Just like many other Italian words, rosicare is a bit hard to translate into English. Literally, it means to gnaw/nibble, or to erode. To use it, conjugate it normally, according to person and tense. From what I understand, one can use rosicare to mean either, 1) being envious (or like our English phrase, ‘green with envy,’ or 2) getting angry, annoyed, or fed up. There is a very thin line between the two explanations, yet it is important to understand both meanings.
Meaning 1, rosicare as being envious:
‘Carlo ha rosicato perchè ho vinto la borsa di studio nel suo posto’- Carlo became green with envy because I won the scholarship instead of him.
Meaning 2, rosicare as getting angry:
‘Francesco mi ha detto che sto meglio con i capelli lunghi. Ho rosicato perchè me li sono tagliati oggi!’ – Francesco told me I look better with long hair.

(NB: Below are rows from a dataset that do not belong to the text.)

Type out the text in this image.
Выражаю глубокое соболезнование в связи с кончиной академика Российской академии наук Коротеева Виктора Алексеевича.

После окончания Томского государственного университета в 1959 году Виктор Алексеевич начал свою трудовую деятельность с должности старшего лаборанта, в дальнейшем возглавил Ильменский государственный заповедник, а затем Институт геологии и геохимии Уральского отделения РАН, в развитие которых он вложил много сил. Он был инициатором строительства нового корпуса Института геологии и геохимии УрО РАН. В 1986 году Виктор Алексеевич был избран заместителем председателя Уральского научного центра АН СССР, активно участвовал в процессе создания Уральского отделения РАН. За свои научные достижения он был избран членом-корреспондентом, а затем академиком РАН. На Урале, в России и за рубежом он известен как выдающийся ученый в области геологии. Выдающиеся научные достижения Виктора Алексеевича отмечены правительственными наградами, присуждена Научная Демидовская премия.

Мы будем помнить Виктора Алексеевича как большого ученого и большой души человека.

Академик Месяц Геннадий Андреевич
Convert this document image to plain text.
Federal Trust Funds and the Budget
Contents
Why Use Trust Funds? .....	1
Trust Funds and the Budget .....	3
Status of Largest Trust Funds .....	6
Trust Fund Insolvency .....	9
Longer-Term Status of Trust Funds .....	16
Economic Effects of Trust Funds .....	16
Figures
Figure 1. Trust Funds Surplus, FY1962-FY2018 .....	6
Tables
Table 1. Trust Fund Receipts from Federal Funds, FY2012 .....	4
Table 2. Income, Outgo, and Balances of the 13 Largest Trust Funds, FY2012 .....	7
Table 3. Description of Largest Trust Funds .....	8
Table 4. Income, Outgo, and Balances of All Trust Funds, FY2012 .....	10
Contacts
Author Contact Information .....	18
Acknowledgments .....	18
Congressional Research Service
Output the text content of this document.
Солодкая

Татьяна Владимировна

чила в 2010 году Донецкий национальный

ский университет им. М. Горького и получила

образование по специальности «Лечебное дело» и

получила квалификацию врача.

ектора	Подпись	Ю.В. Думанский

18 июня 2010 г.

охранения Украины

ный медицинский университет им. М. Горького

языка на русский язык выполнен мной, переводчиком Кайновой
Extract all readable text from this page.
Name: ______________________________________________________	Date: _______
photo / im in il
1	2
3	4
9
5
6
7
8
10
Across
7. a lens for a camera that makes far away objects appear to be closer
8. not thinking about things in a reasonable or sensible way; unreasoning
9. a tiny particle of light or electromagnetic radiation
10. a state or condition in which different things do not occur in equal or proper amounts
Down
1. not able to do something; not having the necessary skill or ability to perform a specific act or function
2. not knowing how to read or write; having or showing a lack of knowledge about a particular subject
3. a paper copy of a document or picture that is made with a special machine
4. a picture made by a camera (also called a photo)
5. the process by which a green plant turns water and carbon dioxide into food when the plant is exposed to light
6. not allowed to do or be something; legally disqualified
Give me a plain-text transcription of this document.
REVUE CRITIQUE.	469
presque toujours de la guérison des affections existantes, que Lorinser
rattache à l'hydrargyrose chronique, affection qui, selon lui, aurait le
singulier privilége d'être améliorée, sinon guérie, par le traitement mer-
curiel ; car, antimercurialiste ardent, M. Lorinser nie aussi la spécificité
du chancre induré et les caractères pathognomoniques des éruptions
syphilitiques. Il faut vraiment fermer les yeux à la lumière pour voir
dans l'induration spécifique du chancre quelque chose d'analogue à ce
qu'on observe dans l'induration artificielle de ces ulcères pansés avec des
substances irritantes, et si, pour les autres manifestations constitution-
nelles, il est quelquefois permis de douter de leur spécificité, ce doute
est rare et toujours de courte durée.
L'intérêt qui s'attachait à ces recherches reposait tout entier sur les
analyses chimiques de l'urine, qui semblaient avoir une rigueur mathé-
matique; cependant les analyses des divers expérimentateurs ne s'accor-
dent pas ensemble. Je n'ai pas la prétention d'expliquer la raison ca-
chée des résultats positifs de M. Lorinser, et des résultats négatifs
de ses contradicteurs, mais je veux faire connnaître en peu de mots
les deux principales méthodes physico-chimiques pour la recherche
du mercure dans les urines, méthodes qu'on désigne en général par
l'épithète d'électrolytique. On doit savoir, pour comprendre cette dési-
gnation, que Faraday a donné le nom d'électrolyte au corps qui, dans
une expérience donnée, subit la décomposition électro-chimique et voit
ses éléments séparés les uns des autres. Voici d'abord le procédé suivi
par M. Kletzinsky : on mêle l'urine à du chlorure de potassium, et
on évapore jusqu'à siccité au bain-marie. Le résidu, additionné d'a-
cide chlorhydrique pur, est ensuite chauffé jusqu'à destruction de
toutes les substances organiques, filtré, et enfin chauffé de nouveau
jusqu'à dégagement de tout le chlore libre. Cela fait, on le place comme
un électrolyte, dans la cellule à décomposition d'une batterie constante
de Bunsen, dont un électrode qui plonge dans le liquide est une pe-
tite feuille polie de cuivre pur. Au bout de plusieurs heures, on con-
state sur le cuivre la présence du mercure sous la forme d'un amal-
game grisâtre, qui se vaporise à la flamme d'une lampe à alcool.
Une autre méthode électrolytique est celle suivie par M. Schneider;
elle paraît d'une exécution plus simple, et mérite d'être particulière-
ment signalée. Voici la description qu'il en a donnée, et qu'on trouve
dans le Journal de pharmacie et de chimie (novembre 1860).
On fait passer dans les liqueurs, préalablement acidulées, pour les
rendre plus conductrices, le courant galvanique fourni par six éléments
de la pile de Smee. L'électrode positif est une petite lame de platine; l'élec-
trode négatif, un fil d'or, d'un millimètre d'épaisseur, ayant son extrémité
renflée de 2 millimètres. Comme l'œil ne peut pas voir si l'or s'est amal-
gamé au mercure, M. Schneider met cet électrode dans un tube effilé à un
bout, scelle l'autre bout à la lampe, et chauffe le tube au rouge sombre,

I got annoyed, because I got a haircut today!
You can also call someone a rosicone, which means, one who is envious, sensitive, or gets angry easily.
It seems like rosicare has meant ‘to gain’ at one point, because in my research I also found the phrase, ‘Chi non rischia, non rosica,’ or ‘one who does not risk, does not gain.’ Or as I nerdily like to think about it, ‘chi non rischia a Risiko, non rosica,’ – one who does not risk at Risk, does not gain [other countries]!
4 comments
well thanx a lot 🙂
not bad…there is also “rosicare” all over the weekend because you were not in an event in which you wanted to be in fact but where you could not go ! 🙂
Hello Zvia, great post really, I landed here while searching for an appropriate English translation of the Roman slang rosicare. And eventually I agree with you: maybe green with envy is the most suitable candidate. I hope you don’t mind me correcting a couple of points though:
In the sentence:
Carlo ha rosicato perchè ho vinto la borsa di studio nel suo posto
it should actually be al suo posto/al posto suo instead, just like putting oneself in somebody else’s shoes is mettersi al posto di qualcun altro.
As for the proverb chi non risica non rosica (that’s the local variant of chi non rischia non rosica), I think you were originally right with your nerdy attempt (the Force always trust!) as I believe that Risk! was actually translated Risiko in Italian because of this very proverb. Here however, rosicare stands for to nibble and not to envy: i.e. if you are not ready to risk something you won’t get anything to gnaw and such (To nibble) is the standard meaning of rosicare in Italian (Rodere a poco a poco, rosicchiare)
The bridge between the Roman and the stadard meaning may be induced from another proverb: mangiarsi/rosicchiarsi il gomito (dall’invidia), meaning that your envy is driving you so mad (you are now a rosicone) that you are paroxistically trying to gnaw on your elbow, which is as frustrating as for a dog trying to bite its own tail (I guess).
I am sure that in the last four years you must have already mastered Italian enough to make this comment of mine redundant, yet I hope it may turn useful for some future visitor.
Cheers.
Dear eliomarpa, apologies for only seeing this now. This is an old post and as I’m not the author (I have run the blog for the last several years but it had a series of other authors before then), I wouldn’t want to change the text in the article. But I have approved your comment so that other readers can see your edits!